A good rule of thumb, as stated earlier, follows that the greater lapse of time between active viral events should prove to be a good deterrent of activation of the latent virus.
This patient continued the steroid; however, I was aggressive in adding Zirgan (gangcyclovir ophthalmic gel) 0.15%, Bausch + Lomb) every two hours and copious artificial tears. The dendrite healed without any sequelae, and acuity after three weeks was 20/25 without correction.
Having a previous viral infection should not limit you from considering refractive surgery for a patient; rather, it should allow you to manage the patient more efficiently.
Adopt a regimen with your surgeon, start the process before the procedure (oral antivirals, topical prophylaxis, or a combination of both), and be the watchful patient advocate that we are trained to be postoperatively.
Any viral infection could rear its ugly head following refractive surgery, or cataract surgery for that matter. Talk to the patient about the risks and benefits, engage him in the process, and allow him to make the ultimate decision.

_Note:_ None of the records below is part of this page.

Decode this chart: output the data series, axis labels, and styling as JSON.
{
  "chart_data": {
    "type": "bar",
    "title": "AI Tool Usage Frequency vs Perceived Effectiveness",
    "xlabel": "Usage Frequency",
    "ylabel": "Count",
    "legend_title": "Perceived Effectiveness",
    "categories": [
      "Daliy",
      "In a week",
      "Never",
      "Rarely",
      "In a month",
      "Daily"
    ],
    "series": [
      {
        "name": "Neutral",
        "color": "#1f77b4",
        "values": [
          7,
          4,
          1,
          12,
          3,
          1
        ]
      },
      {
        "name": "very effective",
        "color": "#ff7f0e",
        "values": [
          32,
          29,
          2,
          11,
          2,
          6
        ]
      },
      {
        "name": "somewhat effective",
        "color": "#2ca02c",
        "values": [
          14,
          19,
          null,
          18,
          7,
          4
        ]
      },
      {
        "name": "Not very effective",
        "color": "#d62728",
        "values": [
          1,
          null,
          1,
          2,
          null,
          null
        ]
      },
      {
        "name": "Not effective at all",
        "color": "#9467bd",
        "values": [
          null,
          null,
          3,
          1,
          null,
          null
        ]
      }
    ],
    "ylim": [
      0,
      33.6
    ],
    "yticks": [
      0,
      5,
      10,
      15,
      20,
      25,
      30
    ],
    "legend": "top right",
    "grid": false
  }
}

1. Segal AL, Katcher AH, Brightman VJ, Miller MF (1974). Recurrent herpes labialis, recurrent aphthous ulcers, and the menstrual cycle. J Dent Res. 1974 Jul-Aug;53(4):797-803.
2. Ichihashi M, Nagai H, Matsunaga K. Sunlight is an important causative factor of recurrent herpes simplex. Cutis. 2004 Nov;74(5 Suppl):14-8.
3. Jarade EF, Tabbara KF. Laser in situ keratomileusis in eyes with inactive herpetic keratitis. Am J Ophthalmol. 2001 Nov;132(5):779-80.
4. de Rojas Silva V, Rodriguez-Conde R, Cobo-Soriano R, Beltrán J, Llovet F, Baviera J. Laser in situ keratomileusis in patients with a history of ocular herpes. J Cataract Refract Surg. 2007 Nov;33(11):1855-9.